Star-Forming Region N11B (Star-Forming Region) captured by the Hubble Space Telescope for May 12
May 12Star-Forming RegionNebulae

Star-Forming Region N11B

Observed in 1999

About This Image

This panoramic view captures an iridescent tapestry of star birth in the region cataloged as N11B, located in the Large Magellanic Cloud, a satellite galaxy of the Milky Way roughly 160,000 light-years from Earth. The scene is filled with glowing gas illuminated by intense ultraviolet radiation, dark dust clouds that obscure the light of background stars, and brilliant young hot stars that have recently emerged from their stellar nurseries. N11B is part of the second-largest star-forming complex in the Large Magellanic Cloud, surpassed only by the famous Tarantula Nebula. The region displays a rich tapestry of interstellar structures including bright-rimmed clouds, compact HII regions, and dark globules that may harbor the next generation of protostars.

Scientific Significance

N11B provides an exceptional laboratory for studying triggered star formation in an environment with different chemical conditions than the Milky Way. The Large Magellanic Cloud has a metallicity approximately half that of our galaxy, meaning it contains fewer heavy elements. This lower metallicity affects the cooling rates of gas clouds, the dust-to-gas ratio, and ultimately the efficiency and character of star formation. By comparing star-forming regions like N11B with their Milky Way counterparts, astronomers can quantify how metallicity influences the stellar initial mass function — the distribution of stellar masses produced in a single episode of star formation. The sequential triggering of star formation observed across the broader N11 complex provides one of the clearest examples of propagating star formation, where the energy from one generation of massive stars compresses surrounding material to create the next generation.

Observation Details

This image was captured using Hubble's Wide Field and Planetary Camera 2 (WFPC2) in multiple narrowband and broadband filters. Narrowband filters isolating hydrogen-alpha, oxygen, and sulfur emission lines were combined to create a color composite that reveals the ionization structure of the nebula.
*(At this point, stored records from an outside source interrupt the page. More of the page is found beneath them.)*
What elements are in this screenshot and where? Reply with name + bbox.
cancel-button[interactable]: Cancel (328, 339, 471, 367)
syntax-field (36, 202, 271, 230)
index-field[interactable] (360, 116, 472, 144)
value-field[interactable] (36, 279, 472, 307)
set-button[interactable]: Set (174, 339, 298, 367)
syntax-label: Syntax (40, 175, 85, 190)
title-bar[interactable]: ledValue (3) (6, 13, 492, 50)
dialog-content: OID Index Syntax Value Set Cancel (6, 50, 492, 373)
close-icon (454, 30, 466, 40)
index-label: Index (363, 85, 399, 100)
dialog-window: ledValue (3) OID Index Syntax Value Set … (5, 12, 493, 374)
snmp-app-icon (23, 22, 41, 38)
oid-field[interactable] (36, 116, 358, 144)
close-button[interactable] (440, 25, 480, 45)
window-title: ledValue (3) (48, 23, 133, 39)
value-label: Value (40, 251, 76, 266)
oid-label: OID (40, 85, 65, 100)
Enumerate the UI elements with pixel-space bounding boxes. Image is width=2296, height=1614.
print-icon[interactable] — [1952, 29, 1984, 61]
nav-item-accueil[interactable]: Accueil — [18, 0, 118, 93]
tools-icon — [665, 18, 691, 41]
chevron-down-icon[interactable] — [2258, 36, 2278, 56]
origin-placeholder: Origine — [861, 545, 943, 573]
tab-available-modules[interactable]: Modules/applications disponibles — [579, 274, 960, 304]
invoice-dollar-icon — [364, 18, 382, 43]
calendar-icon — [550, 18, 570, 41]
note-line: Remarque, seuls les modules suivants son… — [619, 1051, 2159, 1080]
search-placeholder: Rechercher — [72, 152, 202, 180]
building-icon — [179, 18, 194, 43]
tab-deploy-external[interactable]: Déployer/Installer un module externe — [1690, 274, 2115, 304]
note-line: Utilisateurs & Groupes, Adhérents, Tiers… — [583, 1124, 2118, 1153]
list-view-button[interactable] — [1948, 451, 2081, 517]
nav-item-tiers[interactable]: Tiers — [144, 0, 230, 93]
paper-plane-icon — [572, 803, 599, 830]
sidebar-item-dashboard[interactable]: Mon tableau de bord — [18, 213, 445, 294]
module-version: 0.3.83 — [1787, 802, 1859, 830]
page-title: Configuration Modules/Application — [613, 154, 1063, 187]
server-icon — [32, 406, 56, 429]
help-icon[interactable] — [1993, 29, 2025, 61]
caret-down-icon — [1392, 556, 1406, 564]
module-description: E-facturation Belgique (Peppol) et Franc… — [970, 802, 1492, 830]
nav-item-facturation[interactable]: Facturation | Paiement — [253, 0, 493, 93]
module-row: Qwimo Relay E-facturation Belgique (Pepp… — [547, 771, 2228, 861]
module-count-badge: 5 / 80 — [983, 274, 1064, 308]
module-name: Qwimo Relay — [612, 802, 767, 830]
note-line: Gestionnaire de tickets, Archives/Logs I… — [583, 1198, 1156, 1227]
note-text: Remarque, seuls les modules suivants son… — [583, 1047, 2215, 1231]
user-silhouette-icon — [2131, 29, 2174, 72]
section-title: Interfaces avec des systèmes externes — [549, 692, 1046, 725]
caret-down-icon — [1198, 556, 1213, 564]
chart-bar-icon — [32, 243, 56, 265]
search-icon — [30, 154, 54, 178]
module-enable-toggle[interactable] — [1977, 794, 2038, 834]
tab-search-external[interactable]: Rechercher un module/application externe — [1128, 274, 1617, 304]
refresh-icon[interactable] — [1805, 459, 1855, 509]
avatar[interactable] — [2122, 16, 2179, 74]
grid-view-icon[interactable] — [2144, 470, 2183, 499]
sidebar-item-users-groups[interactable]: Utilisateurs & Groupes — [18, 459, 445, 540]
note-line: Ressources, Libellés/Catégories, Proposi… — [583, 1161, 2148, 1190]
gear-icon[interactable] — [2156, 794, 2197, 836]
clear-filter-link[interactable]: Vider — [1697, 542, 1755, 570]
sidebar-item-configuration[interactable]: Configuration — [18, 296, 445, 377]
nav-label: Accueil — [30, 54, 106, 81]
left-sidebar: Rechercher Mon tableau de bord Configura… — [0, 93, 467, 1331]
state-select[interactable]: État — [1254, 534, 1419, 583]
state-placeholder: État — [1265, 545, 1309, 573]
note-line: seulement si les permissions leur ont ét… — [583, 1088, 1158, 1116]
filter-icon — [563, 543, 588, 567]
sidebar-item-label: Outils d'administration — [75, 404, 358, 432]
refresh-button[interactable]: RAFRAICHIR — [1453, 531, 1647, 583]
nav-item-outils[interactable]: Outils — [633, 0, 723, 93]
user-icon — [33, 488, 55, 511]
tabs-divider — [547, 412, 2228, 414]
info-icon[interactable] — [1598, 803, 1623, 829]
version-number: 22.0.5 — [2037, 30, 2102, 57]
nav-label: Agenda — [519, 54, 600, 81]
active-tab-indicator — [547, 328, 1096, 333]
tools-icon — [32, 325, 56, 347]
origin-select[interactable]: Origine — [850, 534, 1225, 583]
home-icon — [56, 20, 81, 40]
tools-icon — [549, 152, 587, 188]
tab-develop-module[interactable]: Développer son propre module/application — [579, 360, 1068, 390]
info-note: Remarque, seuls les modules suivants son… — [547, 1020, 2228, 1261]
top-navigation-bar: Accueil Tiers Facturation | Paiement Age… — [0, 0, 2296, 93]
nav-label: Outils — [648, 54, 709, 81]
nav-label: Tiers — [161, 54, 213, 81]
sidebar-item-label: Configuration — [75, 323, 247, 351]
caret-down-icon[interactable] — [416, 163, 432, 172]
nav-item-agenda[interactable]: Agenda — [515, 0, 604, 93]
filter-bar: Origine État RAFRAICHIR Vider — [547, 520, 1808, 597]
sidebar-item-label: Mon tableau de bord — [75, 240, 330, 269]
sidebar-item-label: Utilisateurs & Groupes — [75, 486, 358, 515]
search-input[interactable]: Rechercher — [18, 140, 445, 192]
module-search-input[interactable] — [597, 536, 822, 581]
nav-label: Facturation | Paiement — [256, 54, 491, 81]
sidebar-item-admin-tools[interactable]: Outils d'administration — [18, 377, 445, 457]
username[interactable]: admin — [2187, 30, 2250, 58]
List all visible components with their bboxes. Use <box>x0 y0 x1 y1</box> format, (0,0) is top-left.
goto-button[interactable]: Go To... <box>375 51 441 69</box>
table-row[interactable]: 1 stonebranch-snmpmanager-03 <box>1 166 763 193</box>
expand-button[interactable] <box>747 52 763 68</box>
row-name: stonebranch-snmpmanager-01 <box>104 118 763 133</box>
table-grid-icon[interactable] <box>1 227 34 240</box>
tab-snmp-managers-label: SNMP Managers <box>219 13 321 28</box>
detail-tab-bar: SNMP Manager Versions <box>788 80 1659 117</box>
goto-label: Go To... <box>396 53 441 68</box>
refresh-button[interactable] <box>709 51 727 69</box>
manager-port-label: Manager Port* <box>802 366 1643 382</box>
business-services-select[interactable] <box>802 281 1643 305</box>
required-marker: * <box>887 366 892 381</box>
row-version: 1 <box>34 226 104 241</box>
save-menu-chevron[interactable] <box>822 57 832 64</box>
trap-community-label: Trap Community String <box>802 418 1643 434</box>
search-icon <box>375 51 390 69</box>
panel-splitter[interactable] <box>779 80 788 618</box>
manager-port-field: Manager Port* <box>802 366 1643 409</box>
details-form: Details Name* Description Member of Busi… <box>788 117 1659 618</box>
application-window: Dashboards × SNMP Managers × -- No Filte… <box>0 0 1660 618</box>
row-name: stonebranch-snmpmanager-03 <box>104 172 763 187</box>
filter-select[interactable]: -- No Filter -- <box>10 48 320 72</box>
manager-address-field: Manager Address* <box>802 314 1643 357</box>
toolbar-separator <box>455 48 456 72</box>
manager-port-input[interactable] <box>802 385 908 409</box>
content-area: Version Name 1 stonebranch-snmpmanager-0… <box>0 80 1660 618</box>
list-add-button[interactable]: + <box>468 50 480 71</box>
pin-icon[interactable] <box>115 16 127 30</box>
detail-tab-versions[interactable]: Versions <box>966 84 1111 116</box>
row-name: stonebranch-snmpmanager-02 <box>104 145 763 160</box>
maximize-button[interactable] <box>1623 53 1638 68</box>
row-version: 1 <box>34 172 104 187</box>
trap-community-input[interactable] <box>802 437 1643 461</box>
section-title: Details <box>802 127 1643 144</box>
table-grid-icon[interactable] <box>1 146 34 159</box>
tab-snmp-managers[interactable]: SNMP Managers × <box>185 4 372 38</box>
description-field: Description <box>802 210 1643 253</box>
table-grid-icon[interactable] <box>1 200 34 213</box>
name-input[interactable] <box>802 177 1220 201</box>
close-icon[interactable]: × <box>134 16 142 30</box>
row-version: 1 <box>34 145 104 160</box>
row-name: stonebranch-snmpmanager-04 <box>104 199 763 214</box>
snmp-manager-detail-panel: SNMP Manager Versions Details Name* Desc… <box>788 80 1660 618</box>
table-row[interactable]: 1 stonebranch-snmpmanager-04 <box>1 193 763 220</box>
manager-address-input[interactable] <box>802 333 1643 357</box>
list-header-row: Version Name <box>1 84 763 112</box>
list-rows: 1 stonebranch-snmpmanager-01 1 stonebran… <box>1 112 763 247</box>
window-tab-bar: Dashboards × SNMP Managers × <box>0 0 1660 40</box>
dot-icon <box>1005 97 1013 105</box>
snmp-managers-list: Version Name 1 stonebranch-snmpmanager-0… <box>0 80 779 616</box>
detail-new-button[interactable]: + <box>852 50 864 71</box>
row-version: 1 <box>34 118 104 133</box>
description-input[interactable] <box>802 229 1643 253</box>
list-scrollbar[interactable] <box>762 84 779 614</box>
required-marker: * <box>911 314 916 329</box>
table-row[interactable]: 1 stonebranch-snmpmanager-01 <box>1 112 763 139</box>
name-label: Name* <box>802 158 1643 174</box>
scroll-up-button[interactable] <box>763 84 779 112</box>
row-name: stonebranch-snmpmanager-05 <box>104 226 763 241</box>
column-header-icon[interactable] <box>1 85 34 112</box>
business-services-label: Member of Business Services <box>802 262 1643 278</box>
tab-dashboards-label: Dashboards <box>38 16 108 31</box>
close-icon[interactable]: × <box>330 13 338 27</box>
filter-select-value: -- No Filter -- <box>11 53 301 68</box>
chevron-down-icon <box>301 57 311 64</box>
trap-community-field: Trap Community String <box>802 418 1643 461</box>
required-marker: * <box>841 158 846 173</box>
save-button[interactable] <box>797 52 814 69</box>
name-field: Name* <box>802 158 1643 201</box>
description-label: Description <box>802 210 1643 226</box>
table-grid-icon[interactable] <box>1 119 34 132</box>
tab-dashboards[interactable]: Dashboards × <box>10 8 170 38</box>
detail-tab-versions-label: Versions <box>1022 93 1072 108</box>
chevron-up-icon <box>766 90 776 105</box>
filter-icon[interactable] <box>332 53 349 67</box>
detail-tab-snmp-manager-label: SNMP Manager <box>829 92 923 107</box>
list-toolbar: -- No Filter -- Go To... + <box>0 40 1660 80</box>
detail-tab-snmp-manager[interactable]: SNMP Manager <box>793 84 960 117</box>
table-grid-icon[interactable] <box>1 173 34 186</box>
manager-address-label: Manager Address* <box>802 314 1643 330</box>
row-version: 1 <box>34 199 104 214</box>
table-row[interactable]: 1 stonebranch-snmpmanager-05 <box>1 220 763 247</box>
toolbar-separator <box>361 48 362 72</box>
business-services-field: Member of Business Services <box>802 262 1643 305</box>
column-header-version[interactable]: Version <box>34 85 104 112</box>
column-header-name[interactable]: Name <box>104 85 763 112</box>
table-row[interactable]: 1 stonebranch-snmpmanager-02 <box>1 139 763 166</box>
The broadband filters captured the stellar continuum emission, enabling identification and photometry of individual stars within the region. At the distance of the Large Magellanic Cloud, Hubble's angular resolution corresponds to a physical scale of about 0.04 parsecs, sufficient to resolve individual bright-rimmed clouds and compact HII regions.

Location in the Universe

Constellation

Dorado

Distance from Earth

160,000 light-years

Fun Facts

  • 1

    The Large Magellanic Cloud, where N11B resides, is visible to the naked eye from the Southern Hemisphere and has been known to humanity for thousands of years, appearing as a faint fuzzy patch in the constellation Dorado.

  • 2

    N11B is part of a chain of star-forming regions that have been sequentially triggered by previous generations of massive stars — each burst of star formation sends shockwaves that compress nearby gas clouds and ignite the next episode of stellar birth.

  • 3

    The hot young stars illuminating N11B have surface temperatures exceeding 40,000 degrees Celsius, making them over seven times hotter than our Sun and millions of times more luminous, though they will burn through their fuel and explode as supernovae in just a few million years.